Use as assistance for completing assignments as well. If it facilitates the context of the advancement of knowledge, it would be counterproductive to restrict its usage.
That said, using it to complete exams might be akin to cheating and will deprive the students of active learning, and critical thinking. Also relying solely on this (or any other platform for learning) will mean a lack of active/interactive collaboration with peers and instructors. Isn’t that a core aspect of “learning”?
While it is still too early to quote numbers, the use of ChatGPT in education can lead to increased productivity by helping students to learn more efficiently and effectively
ChatGPT and creative sector (like advertising)
If you had the option of getting a varied point of view from multiple copywriters before creating an ad, would you not do it as an organization?

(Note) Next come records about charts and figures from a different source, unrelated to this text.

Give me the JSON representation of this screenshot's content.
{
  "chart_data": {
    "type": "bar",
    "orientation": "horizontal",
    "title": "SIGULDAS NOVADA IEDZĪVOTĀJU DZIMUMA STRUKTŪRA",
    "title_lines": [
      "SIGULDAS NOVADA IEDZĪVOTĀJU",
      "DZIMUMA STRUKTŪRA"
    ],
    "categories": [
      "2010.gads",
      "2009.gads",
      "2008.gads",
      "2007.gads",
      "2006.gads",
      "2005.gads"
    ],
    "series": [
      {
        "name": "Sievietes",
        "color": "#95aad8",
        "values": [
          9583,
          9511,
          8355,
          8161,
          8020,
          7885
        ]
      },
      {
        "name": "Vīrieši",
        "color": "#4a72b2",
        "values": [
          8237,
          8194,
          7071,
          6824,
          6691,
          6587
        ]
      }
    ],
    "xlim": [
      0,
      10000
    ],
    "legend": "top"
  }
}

If you had the option to cut short the process and automate the possibility of validating if the content is problematic or not, would you not use it?
But then, if you limit the thought process of humans, if you rely solely on programs to generate content, where will newer thoughts, ideas, and contextual/personalized ideas come from? How would we create a corpus of more creative ideas that can be learned from?
As illustrated through the examples, ethics in terms of the usage of ChatGPT or the like will need to be considered in the context of what it is being used for.
ChatGPT enhances the productivity of teams
Organizations are already using it to increase the productivity of teams by delegating certain tasks. Expectations are that productivity will increase by at least 15-20% with a more important metric i.e. employee satisfaction improving as well.
Whether it is using calculators, or using computer software, or using open-source learning tools, industries have always embraced newer technology, albeit the initial mistrust. We have it in us, as a race, to try and understand how these technologies work and use them appropriately.
Change is coming at an unprecedented pace. Shutting down technological progress based on mistrust or unclear ethical positions, might not be an ideal path to take. Like the CEO of OpenAI, Sam Altman himself states, “We need to be open to embracing change and constantly look at and improve consortiums that govern the workings of these AI tools.”